Ellie and I next reviewed her use of diaphragmatic breathing to ward off the panic. As it turned out, she'd forgotten how helpful breathing had been when we first started working together, and had quit doing it. Now, not only did she suffer again from panic, but she thought it was too powerful to be relieved merely by breathing deeply. She'd begun to panic just thinking about feeling panic. I've often found that when clients say that breathing "doesn't work," it's because they haven't learned to do it correctly. Or once having learned it, they've given it up when they felt better, believing that they no longer needed to do it. By the time they feel anxiety returning, they're convinced that something so simple can't possibly be really effective. Therefore, it's important for therapists to emphasize and reemphasize that breathing will slow down or stop the stress response, if the client will just do it.

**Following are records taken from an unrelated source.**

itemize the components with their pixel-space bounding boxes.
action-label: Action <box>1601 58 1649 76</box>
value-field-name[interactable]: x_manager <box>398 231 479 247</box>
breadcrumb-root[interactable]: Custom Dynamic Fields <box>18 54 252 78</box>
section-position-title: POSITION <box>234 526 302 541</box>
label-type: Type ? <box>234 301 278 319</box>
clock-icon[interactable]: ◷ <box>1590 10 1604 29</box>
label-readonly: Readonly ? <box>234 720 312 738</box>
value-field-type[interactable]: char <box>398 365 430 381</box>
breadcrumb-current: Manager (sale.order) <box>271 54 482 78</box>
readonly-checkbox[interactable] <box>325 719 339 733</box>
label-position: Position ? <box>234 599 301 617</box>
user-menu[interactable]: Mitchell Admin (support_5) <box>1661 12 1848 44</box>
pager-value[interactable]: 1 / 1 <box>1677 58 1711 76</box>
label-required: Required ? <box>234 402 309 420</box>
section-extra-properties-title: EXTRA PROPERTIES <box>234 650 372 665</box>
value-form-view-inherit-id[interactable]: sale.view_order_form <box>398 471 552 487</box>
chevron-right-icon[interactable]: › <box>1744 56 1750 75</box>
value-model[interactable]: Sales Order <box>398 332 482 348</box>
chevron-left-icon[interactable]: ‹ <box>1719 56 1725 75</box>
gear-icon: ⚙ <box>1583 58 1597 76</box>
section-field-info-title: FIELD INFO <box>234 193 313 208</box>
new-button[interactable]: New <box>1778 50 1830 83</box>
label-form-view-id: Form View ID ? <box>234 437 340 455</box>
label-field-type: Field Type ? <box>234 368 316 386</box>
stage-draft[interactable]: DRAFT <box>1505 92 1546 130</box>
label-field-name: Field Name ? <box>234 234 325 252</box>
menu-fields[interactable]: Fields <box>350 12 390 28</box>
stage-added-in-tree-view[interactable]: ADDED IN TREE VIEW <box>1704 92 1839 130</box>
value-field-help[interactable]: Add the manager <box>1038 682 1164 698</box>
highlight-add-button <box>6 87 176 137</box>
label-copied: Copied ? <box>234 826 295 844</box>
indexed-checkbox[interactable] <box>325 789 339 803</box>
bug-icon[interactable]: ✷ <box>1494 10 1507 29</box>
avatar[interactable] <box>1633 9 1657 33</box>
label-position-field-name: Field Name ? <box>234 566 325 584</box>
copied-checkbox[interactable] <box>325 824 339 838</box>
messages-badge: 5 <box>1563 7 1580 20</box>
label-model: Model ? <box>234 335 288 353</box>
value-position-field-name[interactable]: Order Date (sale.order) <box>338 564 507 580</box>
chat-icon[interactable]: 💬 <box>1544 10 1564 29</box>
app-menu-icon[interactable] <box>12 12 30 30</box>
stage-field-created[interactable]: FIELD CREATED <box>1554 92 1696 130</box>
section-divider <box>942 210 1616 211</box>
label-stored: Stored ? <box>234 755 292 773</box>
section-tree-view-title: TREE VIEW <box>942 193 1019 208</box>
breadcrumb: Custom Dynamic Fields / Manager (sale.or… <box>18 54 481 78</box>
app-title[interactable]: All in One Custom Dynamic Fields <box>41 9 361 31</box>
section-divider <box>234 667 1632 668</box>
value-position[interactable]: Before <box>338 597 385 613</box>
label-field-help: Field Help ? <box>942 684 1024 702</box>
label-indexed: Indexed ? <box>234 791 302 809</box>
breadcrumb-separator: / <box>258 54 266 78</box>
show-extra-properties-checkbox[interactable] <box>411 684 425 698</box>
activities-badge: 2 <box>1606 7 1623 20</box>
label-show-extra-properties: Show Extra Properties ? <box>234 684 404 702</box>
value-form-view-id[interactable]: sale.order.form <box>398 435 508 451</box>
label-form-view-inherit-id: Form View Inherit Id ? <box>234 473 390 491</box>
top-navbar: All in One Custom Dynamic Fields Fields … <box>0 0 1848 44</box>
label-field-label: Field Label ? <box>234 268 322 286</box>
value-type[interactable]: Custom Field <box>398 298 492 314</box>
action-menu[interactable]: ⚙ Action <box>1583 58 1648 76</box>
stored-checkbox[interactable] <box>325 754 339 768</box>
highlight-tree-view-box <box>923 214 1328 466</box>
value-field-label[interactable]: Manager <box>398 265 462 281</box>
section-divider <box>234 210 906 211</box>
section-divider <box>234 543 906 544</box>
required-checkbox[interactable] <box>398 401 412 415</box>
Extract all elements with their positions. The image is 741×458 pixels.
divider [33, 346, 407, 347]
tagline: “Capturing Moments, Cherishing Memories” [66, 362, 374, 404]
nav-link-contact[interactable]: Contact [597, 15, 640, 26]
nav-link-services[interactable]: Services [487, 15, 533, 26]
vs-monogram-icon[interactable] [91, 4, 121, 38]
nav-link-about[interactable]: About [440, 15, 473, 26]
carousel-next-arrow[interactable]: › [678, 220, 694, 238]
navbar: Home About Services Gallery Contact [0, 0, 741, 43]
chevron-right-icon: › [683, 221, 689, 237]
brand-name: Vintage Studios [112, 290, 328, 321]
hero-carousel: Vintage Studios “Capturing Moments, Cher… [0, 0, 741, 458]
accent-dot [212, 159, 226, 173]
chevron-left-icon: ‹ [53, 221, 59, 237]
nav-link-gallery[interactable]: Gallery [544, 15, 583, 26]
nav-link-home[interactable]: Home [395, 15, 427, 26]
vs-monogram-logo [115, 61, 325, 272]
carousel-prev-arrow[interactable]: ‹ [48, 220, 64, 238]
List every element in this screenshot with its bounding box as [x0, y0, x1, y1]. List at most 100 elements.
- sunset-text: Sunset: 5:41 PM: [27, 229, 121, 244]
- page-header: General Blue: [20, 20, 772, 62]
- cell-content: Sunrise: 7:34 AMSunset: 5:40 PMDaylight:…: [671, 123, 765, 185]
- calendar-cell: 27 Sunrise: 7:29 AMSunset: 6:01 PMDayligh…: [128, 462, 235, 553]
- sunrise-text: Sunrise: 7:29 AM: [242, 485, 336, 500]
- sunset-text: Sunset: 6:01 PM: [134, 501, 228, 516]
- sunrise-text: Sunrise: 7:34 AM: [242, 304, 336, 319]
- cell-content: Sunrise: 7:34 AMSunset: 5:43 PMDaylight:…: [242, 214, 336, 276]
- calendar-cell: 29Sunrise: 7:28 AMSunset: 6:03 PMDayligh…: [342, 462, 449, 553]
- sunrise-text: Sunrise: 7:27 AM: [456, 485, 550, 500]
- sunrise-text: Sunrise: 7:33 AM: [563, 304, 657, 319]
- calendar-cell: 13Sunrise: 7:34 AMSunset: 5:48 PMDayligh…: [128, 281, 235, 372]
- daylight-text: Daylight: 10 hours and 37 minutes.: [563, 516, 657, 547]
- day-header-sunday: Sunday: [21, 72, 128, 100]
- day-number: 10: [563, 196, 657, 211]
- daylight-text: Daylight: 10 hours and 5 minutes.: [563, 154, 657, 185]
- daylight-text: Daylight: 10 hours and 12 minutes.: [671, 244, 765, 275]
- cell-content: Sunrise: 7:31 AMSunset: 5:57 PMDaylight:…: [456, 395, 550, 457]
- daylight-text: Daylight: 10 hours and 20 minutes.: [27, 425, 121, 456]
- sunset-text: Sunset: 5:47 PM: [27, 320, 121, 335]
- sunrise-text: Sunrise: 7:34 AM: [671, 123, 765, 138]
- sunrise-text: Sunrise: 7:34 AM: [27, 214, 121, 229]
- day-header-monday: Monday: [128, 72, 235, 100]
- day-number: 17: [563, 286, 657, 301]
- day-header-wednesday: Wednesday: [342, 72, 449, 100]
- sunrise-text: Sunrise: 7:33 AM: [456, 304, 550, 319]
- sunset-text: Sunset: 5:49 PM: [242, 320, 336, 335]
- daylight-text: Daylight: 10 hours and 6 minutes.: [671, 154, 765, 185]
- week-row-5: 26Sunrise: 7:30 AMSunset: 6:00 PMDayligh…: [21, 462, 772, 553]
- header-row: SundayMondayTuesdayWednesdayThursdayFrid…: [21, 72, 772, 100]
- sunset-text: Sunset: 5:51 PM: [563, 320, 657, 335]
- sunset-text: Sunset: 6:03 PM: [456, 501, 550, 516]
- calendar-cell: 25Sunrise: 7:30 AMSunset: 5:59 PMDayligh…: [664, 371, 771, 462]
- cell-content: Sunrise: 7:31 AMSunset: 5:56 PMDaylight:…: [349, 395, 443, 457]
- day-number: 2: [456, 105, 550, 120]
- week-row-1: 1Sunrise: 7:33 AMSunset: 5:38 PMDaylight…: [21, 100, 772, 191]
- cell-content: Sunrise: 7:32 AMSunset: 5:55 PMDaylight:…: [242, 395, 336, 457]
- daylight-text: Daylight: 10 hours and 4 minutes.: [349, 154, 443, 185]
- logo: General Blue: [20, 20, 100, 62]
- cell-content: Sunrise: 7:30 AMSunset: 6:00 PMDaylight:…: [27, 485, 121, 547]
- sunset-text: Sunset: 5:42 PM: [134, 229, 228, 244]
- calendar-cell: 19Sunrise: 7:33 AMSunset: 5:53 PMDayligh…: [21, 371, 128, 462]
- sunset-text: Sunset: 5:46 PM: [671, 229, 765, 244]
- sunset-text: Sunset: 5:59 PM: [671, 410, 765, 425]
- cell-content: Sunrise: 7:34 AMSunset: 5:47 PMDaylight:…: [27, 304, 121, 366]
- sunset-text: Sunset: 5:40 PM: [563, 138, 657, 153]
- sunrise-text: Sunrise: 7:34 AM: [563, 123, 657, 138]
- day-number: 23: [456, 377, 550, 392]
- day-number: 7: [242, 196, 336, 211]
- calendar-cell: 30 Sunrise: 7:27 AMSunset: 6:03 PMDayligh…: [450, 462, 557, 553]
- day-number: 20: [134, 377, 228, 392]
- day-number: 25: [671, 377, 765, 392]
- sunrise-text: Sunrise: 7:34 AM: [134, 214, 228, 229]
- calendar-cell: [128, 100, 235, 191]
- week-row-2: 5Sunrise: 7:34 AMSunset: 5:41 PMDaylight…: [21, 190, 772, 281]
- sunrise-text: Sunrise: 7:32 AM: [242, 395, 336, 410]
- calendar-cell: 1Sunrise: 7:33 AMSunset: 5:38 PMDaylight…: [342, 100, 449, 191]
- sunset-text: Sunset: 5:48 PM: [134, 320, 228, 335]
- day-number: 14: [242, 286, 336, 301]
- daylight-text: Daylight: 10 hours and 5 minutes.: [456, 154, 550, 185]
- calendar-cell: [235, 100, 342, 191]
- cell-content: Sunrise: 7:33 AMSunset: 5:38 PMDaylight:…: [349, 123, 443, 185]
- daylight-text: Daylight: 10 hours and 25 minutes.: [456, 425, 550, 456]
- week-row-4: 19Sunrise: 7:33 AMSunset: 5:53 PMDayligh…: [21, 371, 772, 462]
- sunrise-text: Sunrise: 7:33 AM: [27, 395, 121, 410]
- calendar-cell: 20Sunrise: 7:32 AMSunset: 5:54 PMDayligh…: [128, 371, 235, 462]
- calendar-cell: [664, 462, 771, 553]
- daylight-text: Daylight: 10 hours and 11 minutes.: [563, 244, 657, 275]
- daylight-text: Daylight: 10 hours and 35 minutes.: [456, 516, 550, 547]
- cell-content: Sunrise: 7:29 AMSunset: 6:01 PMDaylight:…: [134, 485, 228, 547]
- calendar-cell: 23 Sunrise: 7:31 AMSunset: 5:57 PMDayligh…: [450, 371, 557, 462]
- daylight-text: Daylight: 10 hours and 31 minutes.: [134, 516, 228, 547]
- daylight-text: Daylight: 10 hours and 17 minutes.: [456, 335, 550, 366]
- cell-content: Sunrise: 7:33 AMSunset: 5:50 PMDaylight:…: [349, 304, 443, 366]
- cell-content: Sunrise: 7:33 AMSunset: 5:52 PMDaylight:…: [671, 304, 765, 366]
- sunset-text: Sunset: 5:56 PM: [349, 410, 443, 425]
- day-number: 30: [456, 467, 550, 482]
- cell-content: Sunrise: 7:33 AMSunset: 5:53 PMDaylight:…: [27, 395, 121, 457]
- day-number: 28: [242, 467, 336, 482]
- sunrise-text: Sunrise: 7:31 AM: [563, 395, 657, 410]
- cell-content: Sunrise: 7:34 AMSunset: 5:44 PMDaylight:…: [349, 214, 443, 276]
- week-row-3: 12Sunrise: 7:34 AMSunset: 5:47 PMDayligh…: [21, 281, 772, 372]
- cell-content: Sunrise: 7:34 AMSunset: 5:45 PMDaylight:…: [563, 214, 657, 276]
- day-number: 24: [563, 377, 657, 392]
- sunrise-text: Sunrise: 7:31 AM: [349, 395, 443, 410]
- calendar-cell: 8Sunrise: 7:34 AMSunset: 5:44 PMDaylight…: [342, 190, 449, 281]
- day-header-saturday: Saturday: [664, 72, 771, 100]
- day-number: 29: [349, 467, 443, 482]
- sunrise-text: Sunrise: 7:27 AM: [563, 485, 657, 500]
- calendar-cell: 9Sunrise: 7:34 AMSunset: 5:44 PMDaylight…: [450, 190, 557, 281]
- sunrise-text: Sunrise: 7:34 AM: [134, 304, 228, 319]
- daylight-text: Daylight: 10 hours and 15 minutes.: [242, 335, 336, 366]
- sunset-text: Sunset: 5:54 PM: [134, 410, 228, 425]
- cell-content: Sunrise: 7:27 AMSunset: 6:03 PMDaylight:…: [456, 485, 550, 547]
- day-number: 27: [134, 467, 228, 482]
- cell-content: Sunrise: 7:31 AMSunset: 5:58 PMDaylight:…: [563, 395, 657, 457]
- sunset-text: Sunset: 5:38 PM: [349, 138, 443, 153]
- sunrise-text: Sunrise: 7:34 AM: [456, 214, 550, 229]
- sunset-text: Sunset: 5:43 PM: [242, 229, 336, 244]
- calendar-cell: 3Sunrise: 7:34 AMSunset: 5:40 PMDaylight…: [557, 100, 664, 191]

The biggest block to making breathing truly helpful is the time it takes to practice it until it becomes an ingrained habit. Most relaxation books teach clients to practice breathing once a day for 10 minutes, but I've never found a client who actually learned how to do it from this one, daily, concentrated dose. I don't teach clients to breathe for lengthy periods until they've practiced it for very short periods many times a day. I ask them to do the conscious, deep breathing for about one minute at a time, 10 to 15 times per day, every time they find themselves waiting for something--the water to boil, the phone to ring, their doctor's appointment, the line to move at the bank. This will eventually help them associate breathing with all of their surroundings and activities. This way, they're more likely to actually remember to breathe when anxiety spikes. Ellie needed a review session in breathing to help her get back on track.